Sam Simoneaux se ha criado con sus tíos y estos le han enseñado que el mal que hace la gente se convierte en su castigo. Así, el hecho de que se conduzca por el camino del bien no es tanto debido a la bonhomía del personaje o su temor de Dios cuanto que no ha sido educado para la venganza. Y también, y no es un motor menor del personaje, una cerril fe en la esperanza de que ciertas cosas sucedan o de que podrían suceder.
Pérdidas
Desaparecidos es una novela llena de peripecias y desafíos de índole práctico (en particular las diferentes dificultades que se han de sortear para encontrar casi milagrosamente a la niña) en la que, no obstante, un reto de mayor calado inunda la trama, y es el de cómo lidiar con las pérdidas. De hecho, se podría decir que la novela toda consigna el largo y hondo, profundo aprendizaje y comprensión de lo que realmente significa un pérdida. Bien al comienzo del libro, el narrador nos dice sobre Simoneaux que «los desaparecidos de su vida habían dejado enormes agujeros hechos de la negritud del cielo nocturno, y Sam se sentía incapaz de llenar esos vacíos».
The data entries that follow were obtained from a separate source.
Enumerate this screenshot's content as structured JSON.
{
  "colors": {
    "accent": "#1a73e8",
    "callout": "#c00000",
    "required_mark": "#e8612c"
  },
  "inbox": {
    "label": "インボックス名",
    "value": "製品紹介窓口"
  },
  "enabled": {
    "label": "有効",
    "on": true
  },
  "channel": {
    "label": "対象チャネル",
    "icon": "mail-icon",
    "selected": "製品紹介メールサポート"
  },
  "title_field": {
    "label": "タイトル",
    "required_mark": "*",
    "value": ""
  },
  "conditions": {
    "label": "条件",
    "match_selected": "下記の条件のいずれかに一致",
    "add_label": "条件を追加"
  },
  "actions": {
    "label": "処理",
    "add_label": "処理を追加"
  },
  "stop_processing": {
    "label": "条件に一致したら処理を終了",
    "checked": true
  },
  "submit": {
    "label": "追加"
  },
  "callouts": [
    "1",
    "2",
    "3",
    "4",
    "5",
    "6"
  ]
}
En Desaparecidos nos encontramos así a un personaje que está en ese momento de su existencia (casado y a punto de tener un hijo, después de haber perdido otro años antes) en el que justo comienza a mirar hacia atrás en la vida y se da cuenta de lo que le han arrebatado. Y esto lo vive como un cambio eminentemente triste, ya que el recuerdo del asesinato de su familia (siendo que se produjo en el momento en el que la parte de él que elaboraba los recuerdos no estaba viva todavía) se le presenta como una «nube súbita y nauseabunda» de la que no se puede desprender. Con ello, aprenderá también Simoneaux sobre la imposibilidad de compartir el dolor de los otros (y con los otros).
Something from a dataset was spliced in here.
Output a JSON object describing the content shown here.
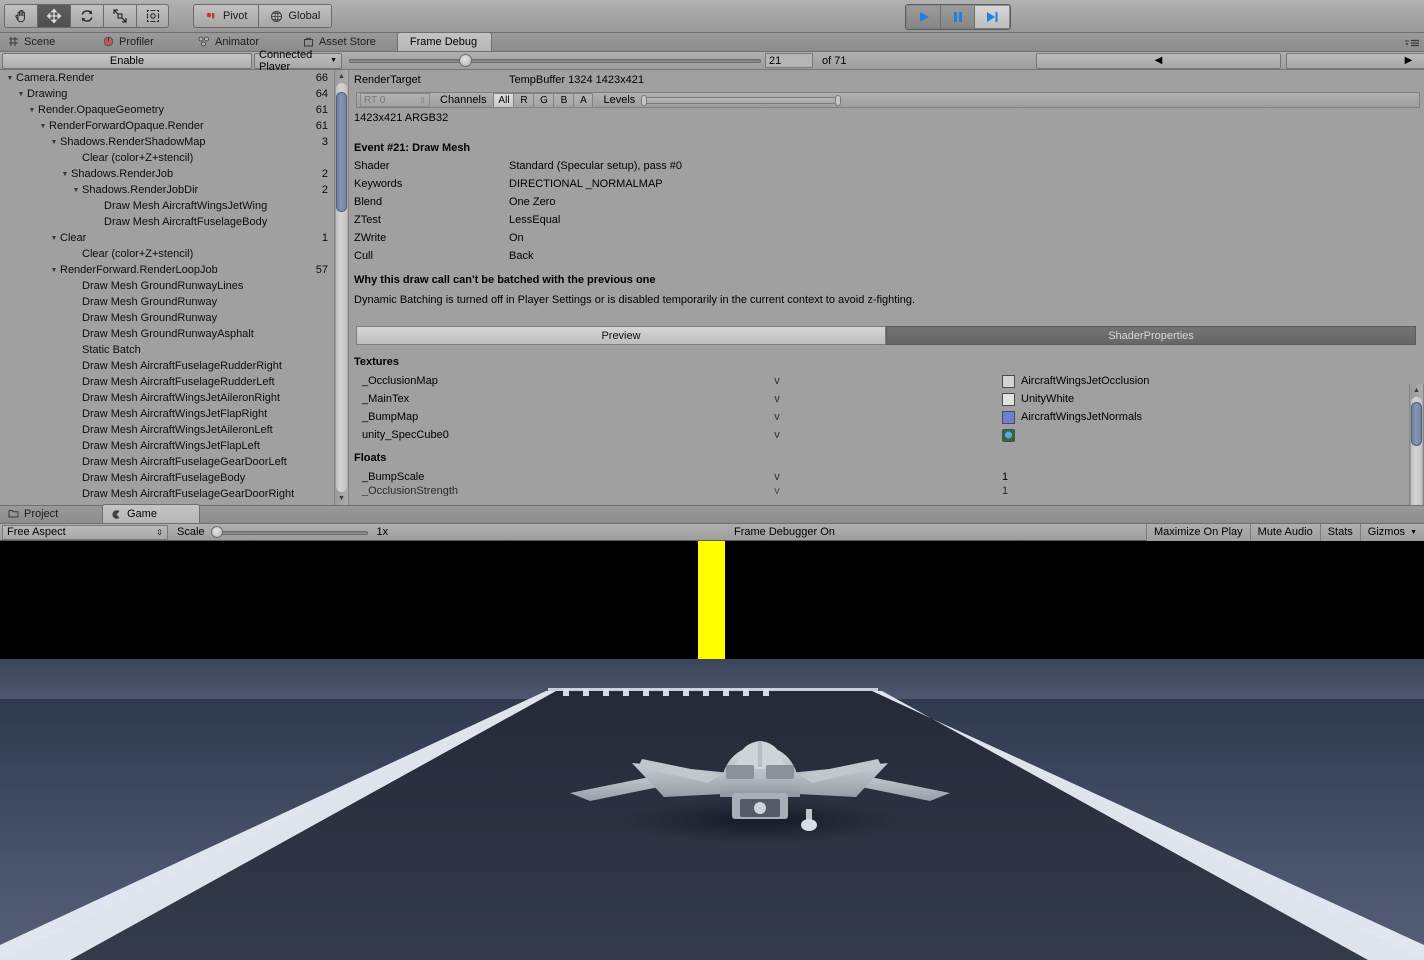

Escribe Ana Carrasco-Conde en La muerte en común (Galaxia Gutenberg, 2024) que «la pérdida es un corte externo que esconde un desgarro interno», y que «el lamento significa que aquel a quien amas ha dejado una marca tan fuerte, y a veces tan buena, que tanto te ha aportado, que era tan significativo, que los dolientes se quedan cercenados». Así, la paradoja aquí con Simoneaux es que le duele lo que no recuerda, ya que no tiene ni fotografías de sus padres ni nada, más que sus nombres y unas cruces, y no es capaz de darles un lugar para que no mueran del todo. Como dice Carrasco-Conde, la muerte del ser querido deja un contorno (no una simple huella) y su latido permanece en la comunidad que lo despide. «Queda un sonido que reverbera», escribe. Que no es solo un nombre lo que los hace perdurar, sino «volverlos a conjugar en un verbo que los diga en nosotros».
Así las cosas, durante el tiempo que Simoneaux trabaja en el Ambassador, algunos de los miembros de la tripulación se han enterado de lo sucedido con su familia y le instan a que se vengue (incluso se ofrecen a ayudarle, pues es lo que se supone que un hombre debe hacer); con ello, nombrando a sus seres queridos conjugan una venganza. La gran lucha así de Simoneaux será la de pelear contra el nosotros que busca restituir la ofensa y la del yo privado que pugna por no consumar la vendetta, por entender que esto no resarcirá la pena, y que el dolor seguirá siempre allí.